Commune du Canton de SAINT-SAVINIEN
(à 8 kms à l'Est de Saint-Savinien et à 7 kms an Sud-Ouest de Saint-Jean-d'Antgély)

L'église  de   Fenioux,   souvent   appelée   « la   perle  de   la   Saintonge », mérite sans conteste cette élogieuse épithète. Elle n'en est pas «  la reine »  ou « la plus belle », ces termes allant tout naturellement à l'abbaye aux dames de Saintes ou à Aulnay, l'une et l'autre plus importantes et surtout plus complètes ; mais Fenioux, par la grâce unique de son clocher et la particulière richesse de sa façade, éveille spontanément dans l'esprit l'idée d'un bijou.

l'église de FENIOUX

(l'église et son clocher lanterne au mois de Mars 2008)

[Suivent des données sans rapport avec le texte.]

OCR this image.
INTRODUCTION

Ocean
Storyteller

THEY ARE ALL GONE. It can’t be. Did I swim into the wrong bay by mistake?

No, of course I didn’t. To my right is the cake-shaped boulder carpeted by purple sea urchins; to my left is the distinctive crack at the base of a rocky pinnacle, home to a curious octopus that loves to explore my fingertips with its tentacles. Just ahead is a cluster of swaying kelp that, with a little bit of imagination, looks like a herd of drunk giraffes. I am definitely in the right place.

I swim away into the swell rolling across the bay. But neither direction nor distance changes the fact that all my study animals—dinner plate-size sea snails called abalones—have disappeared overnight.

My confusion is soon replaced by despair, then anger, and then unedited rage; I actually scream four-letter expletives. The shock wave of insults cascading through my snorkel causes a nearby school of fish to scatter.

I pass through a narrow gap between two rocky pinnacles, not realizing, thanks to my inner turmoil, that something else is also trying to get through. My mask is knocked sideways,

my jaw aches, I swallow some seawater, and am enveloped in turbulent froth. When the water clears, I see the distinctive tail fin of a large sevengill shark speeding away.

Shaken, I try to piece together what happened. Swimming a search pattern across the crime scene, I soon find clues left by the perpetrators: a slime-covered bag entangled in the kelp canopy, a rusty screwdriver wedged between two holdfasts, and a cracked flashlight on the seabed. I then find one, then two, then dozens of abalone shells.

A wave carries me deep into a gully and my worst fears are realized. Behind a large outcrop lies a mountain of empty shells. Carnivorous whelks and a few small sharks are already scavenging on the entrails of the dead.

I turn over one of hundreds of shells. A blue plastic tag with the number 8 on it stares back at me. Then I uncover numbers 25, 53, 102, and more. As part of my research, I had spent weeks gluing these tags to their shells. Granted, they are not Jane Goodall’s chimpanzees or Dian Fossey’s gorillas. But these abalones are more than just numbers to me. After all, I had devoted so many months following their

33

Ce joyau roman, qui s'élève presque solitaire dans une région écartée et boisée, aurait été construite, dit-on, en même temps qu'Aulnay et par le même atelier. Ce n'est certes pas rabaisser le mérite de Fenioux, mais si l'on veut par-là, décider de l'origine de cette église, c'est régler bien vite une question qui mérite un plus profond examen.

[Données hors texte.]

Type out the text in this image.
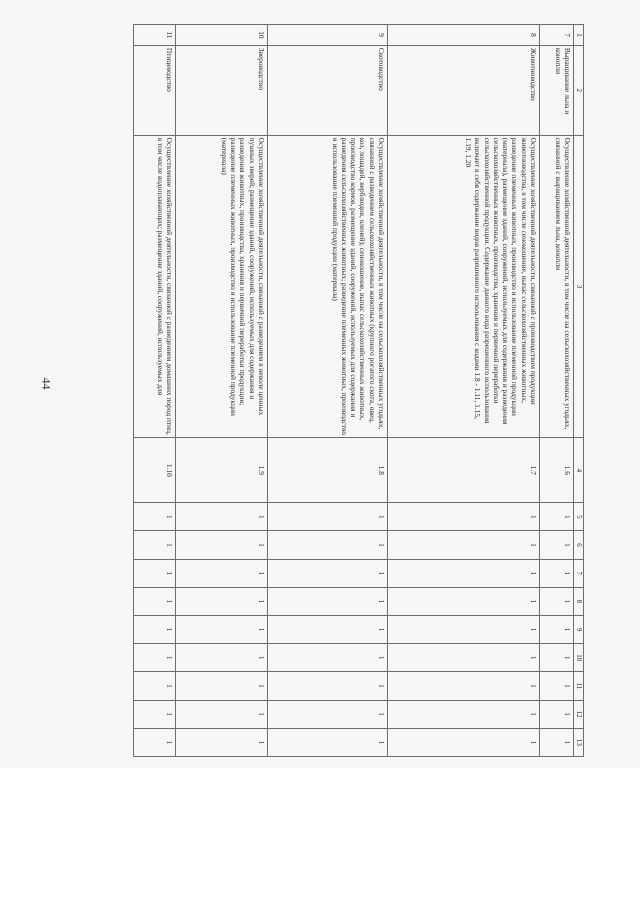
44
1	2	3	4	5	6	7	8	9	10	11	12	13
7	Выращивание льна и конопли	Осуществление хозяйственной деятельности, в том числе на сельскохозяйственных угодьях, связанной с выращиванием льна, конопли	1.6	1	1	1	1	1	1	1	1	1
8	Животноводство	Осуществление хозяйственной деятельности, связанной с производством продукции животноводства, в том числе сенокошение, выпас сельскохозяйственных животных, разведение племенных животных, производство и использование племенной продукции (материала), размещение зданий, сооружений, используемых для содержания и разведения сельскохозяйственных животных, производства, хранения и первичной переработки сельскохозяйственной продукции. Содержание данного вида разрешенного использования включает в себя содержание видов разрешенного использования с кодами 1.8 - 1.11, 1.15, 1.19, 1.20	1.7	1	1	1	1	1	1	1	1	1
9	Скотоводство	Осуществление хозяйственной деятельности, в том числе на сельскохозяйственных угодьях, связанной с разведением сельскохозяйственных животных (крупного рогатого скота, овец, коз, лошадей, верблюдов, оленей); сенокошение, выпас сельскохозяйственных животных, производство кормов, размещение зданий, сооружений, используемых для содержания и разведения сельскохозяйственных животных; разведение племенных животных, производство и использование племенной продукции (материала)	1.8	1	1	1	1	1	1	1	1	1
10	Звероводство	Осуществление хозяйственной деятельности, связанной с разведением в неволе ценных пушных зверей; размещение зданий, сооружений, используемых для содержания и разведения животных, производства, хранения и первичной переработки продукции; разведение племенных животных, производство и использование племенной продукции (материала)	1.9	1	1	1	1	1	1	1	1	1
11	Птицеводство	Осуществление хозяйственной деятельности, связанной с разведением домашних пород птиц, в том числе водоплавающих; размещение зданий, сооружений, используемых для	1.10	1	1	1	1	1	1	1	1	1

Sans doute remarque-t-on sur les façades des deux édifices, les mêmes sujets principaux : Zodiaque, Vierges sages et Vierges folles, Combat des Vertus et des Vices, etc..., mieux même, certains chapiteaux ont exactement la même décoration très spéciale, par exemple : Deux oiseaux affrontés sous les ailes desquels est accroupi un être humain minuscule vu de dos. Pareille similitude n'est pas le fait du hasard. Il y a eu rapports indéniables entre les constructeurs, à une certaine époque, mais la décoration d'Aulnay est dans son ensemble sèche, sévère et quelquefois même rude ; celle de Fenioux au contraire est toute souplesse, grâce et élégance. La façade de Fenioux est l'œuvre d'artistes plus évolués, plus nuancés que ceux d'Aulnay. Les uns ont répété en partie l'œuvre des autres, c'est possible ; mais qui dira si un même thème ne leur avait pas été imposé, entraînant de semblables réalisations. En fait, il semble qu'il y ait un écart de plusieurs années, voire de décades, entre le « faire » des deux ateliers.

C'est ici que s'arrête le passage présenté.